How do mathematicians know that they have the correct Nth digit of pi calculated?

774 viewsMathematicsOther

I’m not sure if I worded this correctly but I’ll try to elaborate more. I know that there are formulas that can calculate pi to the Nth digit. But my question is how can we be certain that the formulas accurately calculate the Nth digit of pi when we have nothing to compare it to since pi is an irrational number that keeps on going?

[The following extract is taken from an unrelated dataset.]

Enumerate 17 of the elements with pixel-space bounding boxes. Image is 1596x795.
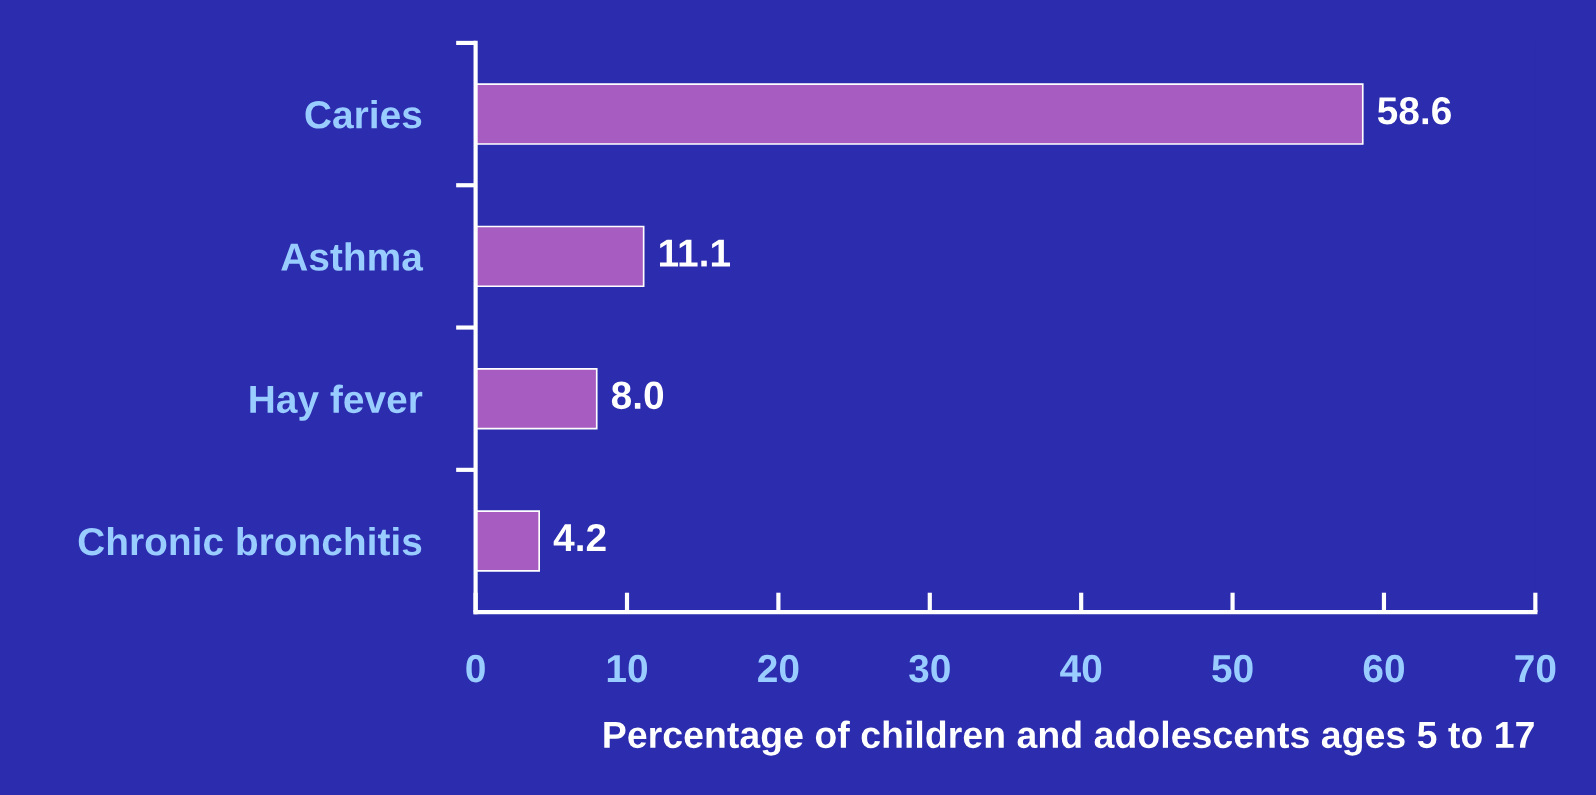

For example if I discovered a new formula than can calculate pi to 1 higher digit than what we currently know and the value I got was 4. How do I confirm that it is indeed 4 and not any other number? I have nothing else to compare it to?

I hope this makes sense

In: Mathematics

11 Answers

Anonymous 0 Comments

There are lots of infinite sums that we know converge to multiples of pi for a variety of geometric reasons. For each of them, you can determine how close you are to pi based on how many terms you’ve added. So if the terms you have left to add, which keep getting smaller, have some upper bound, then you know how many decimal places you can count on.

[Matt Parker](https://youtube.com/@standupmaths) uses one of them each Pi Day to calculate pi in some goofy manner.

If all of those series produced different values for pi, then we’d have a problem. But they don’t.

If you came up with a new series for calculating pi, then first you’d want to prove it actually does work out to pi. After that, whatever new decimal place you got would be correct, assuming you did the sum right.